All of this is done by calling the pulsar_spectra.spectral_fit.find_best_spectral_fit() function like so:

from pulsar_spectra.catalogue import collect_catalogue_fluxes
from pulsar_spectra.spectral_fit import find_best_spectral_fit

cat_dict = collect_catalogue_fluxes()
pulsar = 'J1453-6413'
freqs, fluxs, flux_errs, refs = cat_dict[pulsar]
best_model_name, iminuit_result, fit_info, p_best, p_category = find_best_spectral_fit(pulsar, freqs, fluxs, flux_errs, refs, plot_best=True)

To confirm that the best model has been found, you can visually inspect the fits of all models using the plot_compare option like so

best_model_name, iminuit_result, fit_info, p_best, p_category = find_best_spectral_fit(pulsar, freqs, fluxs, flux_errs, refs, plot_compare=True)

which will produce

_images/J1453-6413_comparison_fit.png

From this plot, it does look like the power-law with a low-frequency turnover is the best model as the code predicted. If this is not the case and wanted to try and improve the broken power-law fit, for example, you can have more control over the fit using pulsar_spectra.spectral_fit.iminuit_fit_spectral_model() function like so.

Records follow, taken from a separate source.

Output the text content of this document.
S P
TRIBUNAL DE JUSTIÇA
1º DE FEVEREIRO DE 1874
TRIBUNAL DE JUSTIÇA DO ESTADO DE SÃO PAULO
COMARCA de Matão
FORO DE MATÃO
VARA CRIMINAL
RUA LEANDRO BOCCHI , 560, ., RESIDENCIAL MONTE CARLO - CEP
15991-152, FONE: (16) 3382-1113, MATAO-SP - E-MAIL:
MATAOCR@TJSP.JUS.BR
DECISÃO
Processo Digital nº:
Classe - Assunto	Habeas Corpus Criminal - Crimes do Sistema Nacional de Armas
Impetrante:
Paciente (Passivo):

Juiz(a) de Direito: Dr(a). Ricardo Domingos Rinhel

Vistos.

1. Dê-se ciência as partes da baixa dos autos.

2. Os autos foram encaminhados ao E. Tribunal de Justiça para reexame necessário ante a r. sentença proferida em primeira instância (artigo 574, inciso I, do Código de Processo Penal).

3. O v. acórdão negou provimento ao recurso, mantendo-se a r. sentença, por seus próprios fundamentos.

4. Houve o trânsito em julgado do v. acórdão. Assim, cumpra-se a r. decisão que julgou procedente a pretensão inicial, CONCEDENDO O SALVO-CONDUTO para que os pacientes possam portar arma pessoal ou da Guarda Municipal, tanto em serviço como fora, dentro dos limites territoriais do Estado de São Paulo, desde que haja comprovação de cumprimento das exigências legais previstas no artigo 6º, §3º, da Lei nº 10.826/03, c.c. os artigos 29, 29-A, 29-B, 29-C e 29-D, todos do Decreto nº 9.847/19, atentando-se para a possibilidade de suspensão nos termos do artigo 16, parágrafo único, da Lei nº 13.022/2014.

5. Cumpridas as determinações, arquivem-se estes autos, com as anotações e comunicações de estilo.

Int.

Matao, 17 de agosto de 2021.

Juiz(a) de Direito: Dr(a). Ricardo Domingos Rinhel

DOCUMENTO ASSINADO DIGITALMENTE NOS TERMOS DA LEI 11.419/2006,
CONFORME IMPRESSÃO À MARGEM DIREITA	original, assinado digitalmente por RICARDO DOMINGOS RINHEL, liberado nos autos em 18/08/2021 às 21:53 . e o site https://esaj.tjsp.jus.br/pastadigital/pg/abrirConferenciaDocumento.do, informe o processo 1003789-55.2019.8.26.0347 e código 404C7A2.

from pulsar_spectra.catalogue import collect_catalogue_fluxes
from pulsar_spectra.spectral_fit import iminuit_fit_spectral_model

cat_list = collect_catalogue_fluxes()
pulsar = 'J1453-6413'
freqs, fluxs, flux_errs, refs = cat_list[pulsar]

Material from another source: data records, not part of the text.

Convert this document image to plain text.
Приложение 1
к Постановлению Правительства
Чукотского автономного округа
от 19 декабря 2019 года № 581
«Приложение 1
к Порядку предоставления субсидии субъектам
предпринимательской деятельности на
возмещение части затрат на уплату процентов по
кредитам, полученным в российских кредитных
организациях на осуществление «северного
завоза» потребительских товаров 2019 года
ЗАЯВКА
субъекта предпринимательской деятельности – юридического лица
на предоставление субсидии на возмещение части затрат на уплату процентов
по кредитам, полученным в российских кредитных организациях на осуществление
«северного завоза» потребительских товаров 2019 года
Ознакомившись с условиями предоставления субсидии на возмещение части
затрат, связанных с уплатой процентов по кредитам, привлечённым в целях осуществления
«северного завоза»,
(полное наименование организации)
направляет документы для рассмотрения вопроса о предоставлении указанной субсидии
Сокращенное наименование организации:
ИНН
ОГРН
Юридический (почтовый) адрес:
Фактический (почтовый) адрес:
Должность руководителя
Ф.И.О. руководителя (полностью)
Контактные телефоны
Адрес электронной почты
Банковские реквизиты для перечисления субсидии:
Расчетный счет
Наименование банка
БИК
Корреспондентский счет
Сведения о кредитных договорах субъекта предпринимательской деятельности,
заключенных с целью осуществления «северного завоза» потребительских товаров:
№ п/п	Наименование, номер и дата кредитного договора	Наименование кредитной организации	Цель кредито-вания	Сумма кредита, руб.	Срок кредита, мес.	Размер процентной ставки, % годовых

# Broken power law function is in the format
# broken_power_law(v, vb, a1, a2, b, v0)

# start params for (v, vb, a1, a2, b)
start_params = (5e8, -1.6, -1.6, 0.1)

# Fit param limits (min, max) or (v, vb, a1, a2, b)
mod_limits = [(None, None), (-10, 10), (-10, 0), (0, None)]
# None means there is no limit

aic, iminuit_result, fit_info = iminuit_fit_spectral_model(
    freqs,
    fluxs,
    flux_errs,
    refs,
    model_name="broken_power_law",
    start_params=start_params,
    mod_limits=mod_limits,
    plot=True,
    save_name="J1453-6413_broken_power_law.png",
)

In this example we are manually handing pulsar_spectra.spectral_fit.iminuit_fit_spectral_model() the default start_params and mod_limits but you can edit these.